The UAE is positioning itself at the center of global AI regulation — and its minister wants the world to know that fighting artificial intelligence is a battle no one can win.
Omar Sultan Al Olama, UAE Minister of State for Artificial Intelligence, issued a blunt warning to world leaders and business executives at BRIDGE Summit 2025 in Abu Dhabi: the future belongs to countries and companies that embrace AI, not those that resist it. His remarks came during a high-profile session titled "Order and Oversight in a World Run by Code."
AI Hesitation Is the Real Risk
Speaking with international journalist Ali Aslan, Al Olama argued that hesitation toward artificial intelligence is one of the biggest risks facing any organisation or government today. He explained how AI is already reshaping the media industry — from content creation to underlying business models — and that the window to adapt is narrowing fast.
He pointed to Netflix's takeover of Warner Bros. as a defining example: AI-driven companies will absorb those that fail to keep pace. He drew a sharp parallel to Blockbuster's decline, noting that early critics once dismissed streaming as a temporary trend — yet it transformed the entire entertainment landscape. The message was unmistakable: the same disruption is now happening with AI, and at far greater speed.
UAE's Partnership-Driven AI Policy
Al Olama outlined how the UAE follows a proactive and partnership-driven model, working closely with the private sector to build responsible AI frameworks. These policies are designed to ensure the safe development, proper use, and efficient oversight of smart technologies already transforming society.
Rather than waiting for disruption to force a response, the UAE is actively co-creating governance structures alongside the companies building AI — a stance Al Olama described as the only viable path forward for any nation serious about competing globally.

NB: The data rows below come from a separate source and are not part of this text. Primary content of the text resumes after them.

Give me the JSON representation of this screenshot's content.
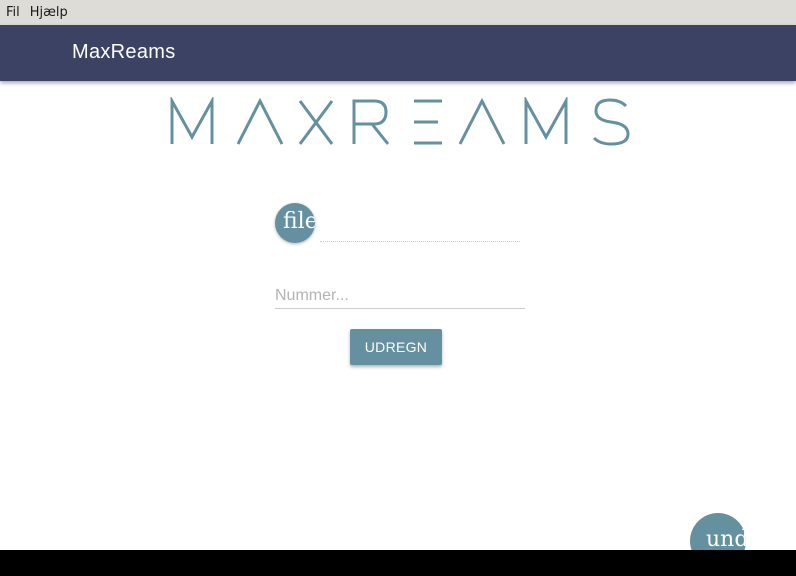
{
  "menubar": {
    "items": [
      {
        "label": "Fil"
      },
      {
        "label": "Hjælp"
      }
    ]
  },
  "appbar": {
    "title": "MaxReams"
  },
  "logo": {
    "text": "MAXREAMS",
    "color": "#64909f"
  },
  "file_button": {
    "label": "file"
  },
  "number_input": {
    "placeholder": "Nummer...",
    "value": ""
  },
  "calculate_button": {
    "label": "UDREGN"
  },
  "undo_button": {
    "label": "undo"
  },
  "colors": {
    "appbar": "#3b4263",
    "accent": "#64909f",
    "menubar": "#dedcd7"
  }
}
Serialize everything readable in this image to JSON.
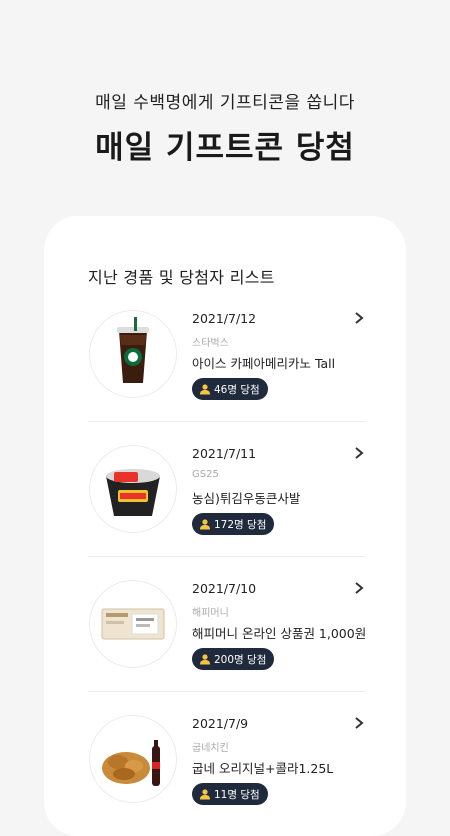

A New Generation of AI-Era Professionals
The minister also argued that AI will fundamentally redefine the skills demanded by the workforce, driving the rise of a new generation of professionals. UAE-based companies, he said, are positioned not just to compete globally but to lead international markets as a result of the country's early and decisive moves on AI policy.
Al Olama highlighted particular opportunities in media, digital content, data analysis, and content generation — sectors where the UAE's combination of regulatory clarity and private-sector energy gives it a structural advantage. He did, however, acknowledge a key challenge: strengthening the human-machine relationship to protect creativity and cultural identity as automation deepens.

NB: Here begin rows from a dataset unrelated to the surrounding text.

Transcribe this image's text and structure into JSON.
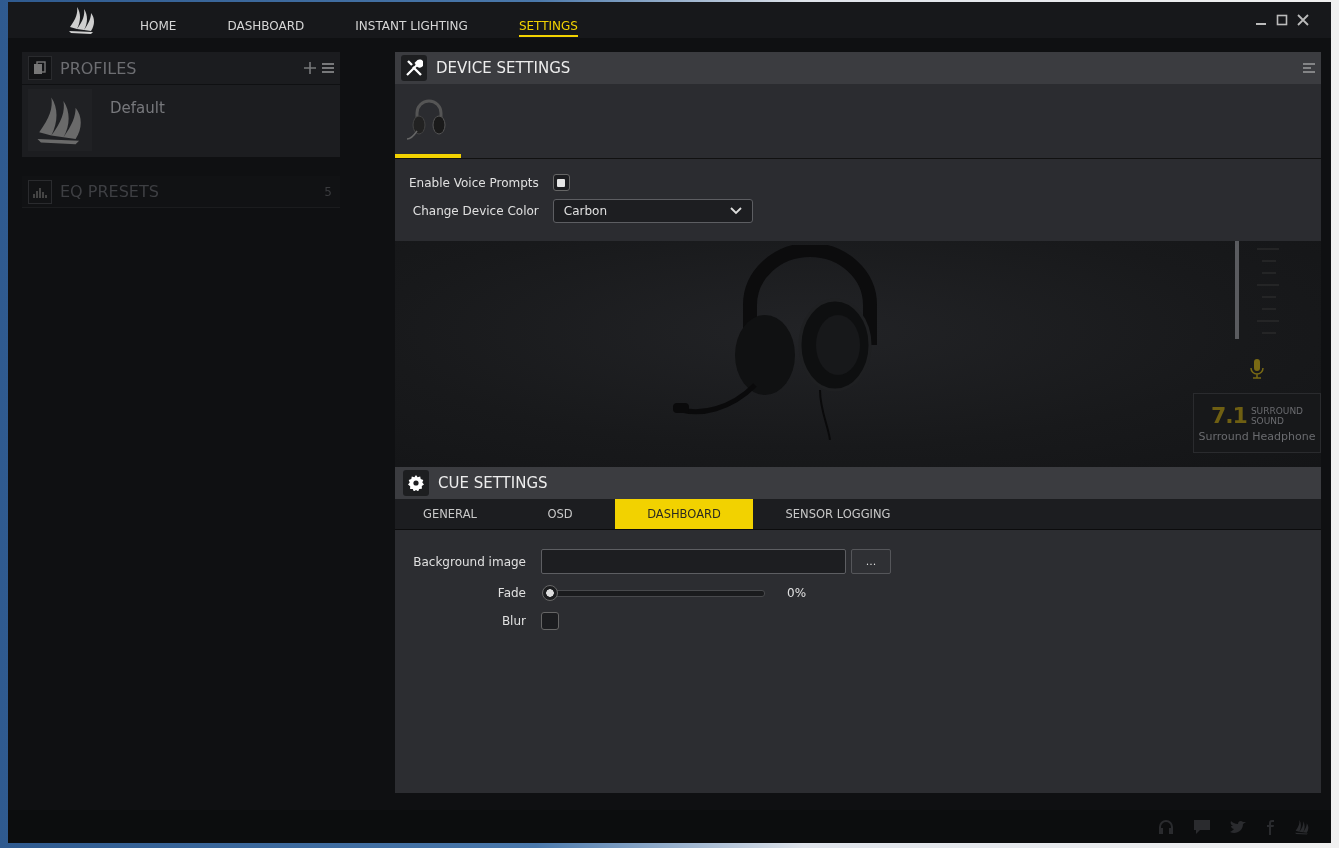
{
  "nav": {
    "tabs": [
      {
        "label": "HOME",
        "selected": false
      },
      {
        "label": "DASHBOARD",
        "selected": false
      },
      {
        "label": "INSTANT LIGHTING",
        "selected": false
      },
      {
        "label": "SETTINGS",
        "selected": true
      }
    ]
  },
  "sidebar": {
    "profiles": {
      "title": "PROFILES",
      "items": [
        {
          "name": "Default",
          "selected": true
        }
      ]
    },
    "eq_presets": {
      "title": "EQ PRESETS",
      "count": "5"
    }
  },
  "device_settings": {
    "title": "DEVICE SETTINGS",
    "devices": [
      {
        "selected": true
      }
    ],
    "voice_prompts": {
      "label": "Enable Voice Prompts",
      "checked": true
    },
    "device_color": {
      "label": "Change Device Color",
      "value": "Carbon"
    }
  },
  "surround": {
    "number": "7.1",
    "line_1": "SURROUND",
    "line_2": "SOUND",
    "mode": "Surround Headphone"
  },
  "cue_settings": {
    "title": "CUE SETTINGS",
    "tabs": [
      {
        "label": "GENERAL",
        "selected": false
      },
      {
        "label": "OSD",
        "selected": false
      },
      {
        "label": "DASHBOARD",
        "selected": true
      },
      {
        "label": "SENSOR LOGGING",
        "selected": false
      }
    ],
    "background_image": {
      "label": "Background image",
      "browse_button": "..."
    },
    "fade": {
      "label": "Fade",
      "level": 0,
      "reading": "0%"
    },
    "blur": {
      "label": "Blur",
      "checked": false
    }
  }
}
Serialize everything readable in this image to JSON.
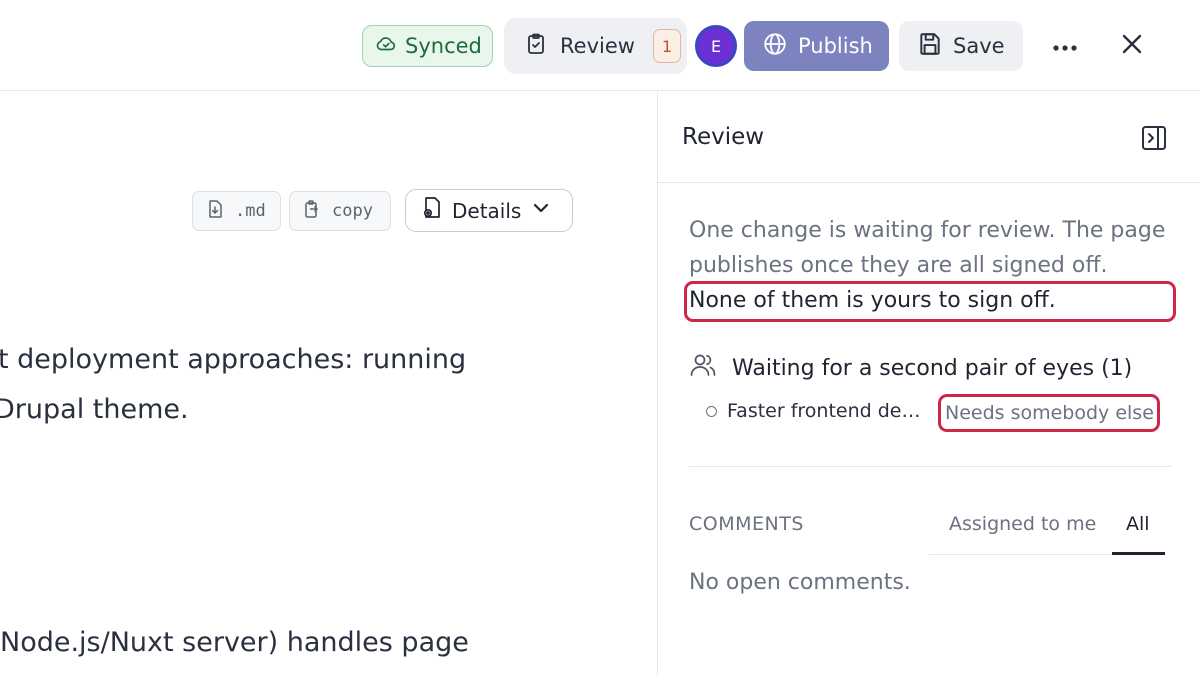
{
  "topbar": {
    "synced_label": "Synced",
    "review_label": "Review",
    "review_count": "1",
    "avatar_initial": "E",
    "publish_label": "Publish",
    "save_label": "Save"
  },
  "editor": {
    "md_chip": ".md",
    "copy_chip": "copy",
    "details_label": "Details",
    "lines": [
      "t deployment approaches: running",
      "Drupal theme.",
      "Node.js/Nuxt server) handles page"
    ]
  },
  "panel": {
    "title": "Review",
    "description": "One change is waiting for review. The page publishes once they are all signed off.",
    "description_strong": "None of them is yours to sign off.",
    "waiting_heading": "Waiting for a second pair of eyes (1)",
    "items": [
      {
        "title": "Faster frontend de…",
        "status": "Needs somebody else"
      }
    ],
    "comments_label": "COMMENTS",
    "tabs": [
      {
        "label": "Assigned to me"
      },
      {
        "label": "All"
      }
    ],
    "no_comments": "No open comments."
  },
  "colors": {
    "accent_publish": "#7c83bf",
    "synced_green": "#1e6b3b",
    "highlight_red": "#d0264a",
    "avatar_purple": "#6b2fd3"
  }
}
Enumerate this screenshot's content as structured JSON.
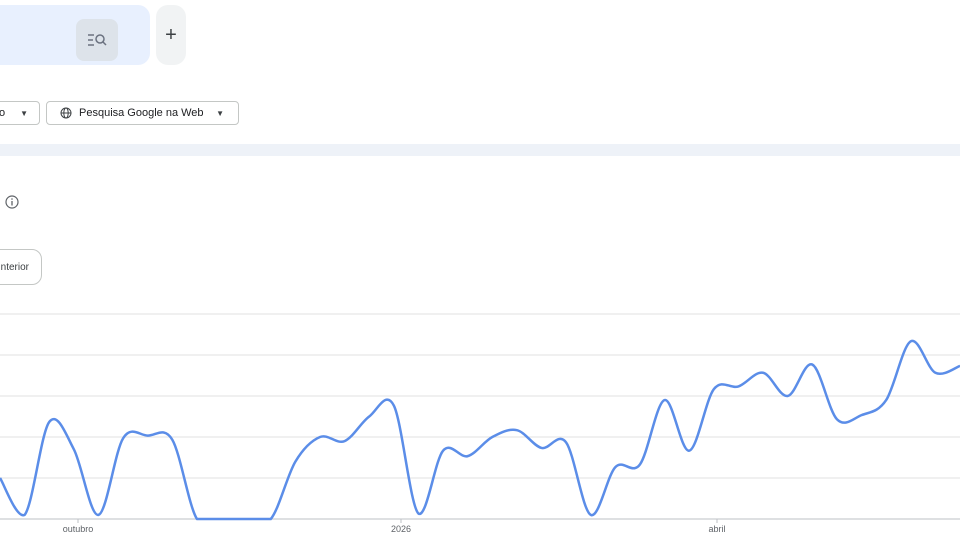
{
  "search": {
    "icon": "search-filter-icon"
  },
  "add_button": {
    "label": "+"
  },
  "filters": {
    "left_chip_label": "o",
    "web_chip_label": "Pesquisa Google na Web",
    "web_chip_icon": "globe-icon"
  },
  "info_icon": "info-icon",
  "previous_button": {
    "label": "nterior"
  },
  "colors": {
    "line": "#5b8de8",
    "grid": "#e0e0e0",
    "accent": "#e8f0fe"
  },
  "chart_data": {
    "type": "line",
    "x_tick_labels": [
      "outubro",
      "2026",
      "abril"
    ],
    "y_gridlines": 5,
    "series": [
      {
        "values": [
          [
            0,
            30
          ],
          [
            2,
            3
          ],
          [
            4,
            71
          ],
          [
            6,
            51
          ],
          [
            8,
            3
          ],
          [
            10,
            59
          ],
          [
            12,
            61
          ],
          [
            14,
            58
          ],
          [
            16,
            0
          ],
          [
            18,
            0
          ],
          [
            20,
            0
          ],
          [
            22,
            0
          ],
          [
            24,
            42
          ],
          [
            26,
            60
          ],
          [
            28,
            57
          ],
          [
            30,
            75
          ],
          [
            32,
            83
          ],
          [
            34,
            4
          ],
          [
            36,
            50
          ],
          [
            38,
            46
          ],
          [
            40,
            60
          ],
          [
            42,
            65
          ],
          [
            44,
            52
          ],
          [
            46,
            56
          ],
          [
            48,
            3
          ],
          [
            50,
            38
          ],
          [
            52,
            40
          ],
          [
            54,
            87
          ],
          [
            56,
            50
          ],
          [
            58,
            95
          ],
          [
            60,
            97
          ],
          [
            62,
            107
          ],
          [
            64,
            90
          ],
          [
            66,
            113
          ],
          [
            68,
            73
          ],
          [
            70,
            76
          ],
          [
            72,
            87
          ],
          [
            74,
            130
          ],
          [
            76,
            107
          ],
          [
            78,
            112
          ]
        ]
      }
    ],
    "xlim": [
      0,
      78
    ],
    "ylim": [
      0,
      150
    ]
  }
}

BRIDGE Summit 2025: Scale and Significance
The BRIDGE Summit 2025, hosted at ADNEC in Abu Dhabi from December 8–10, brought together more than 60,000 attendees, over 400 global speakers, and upwards of 300 sessions across seven content tracks — media, creator economy, music, gaming, technology, marketing, and visual storytelling. It stands as one of the largest media and entertainment conferences in the world, and Al Olama's session underscored Abu Dhabi's ambition to shape the global conversation on AI governance.
The UAE's message at BRIDGE was unambiguous: embrace AI or be overtaken by those who do.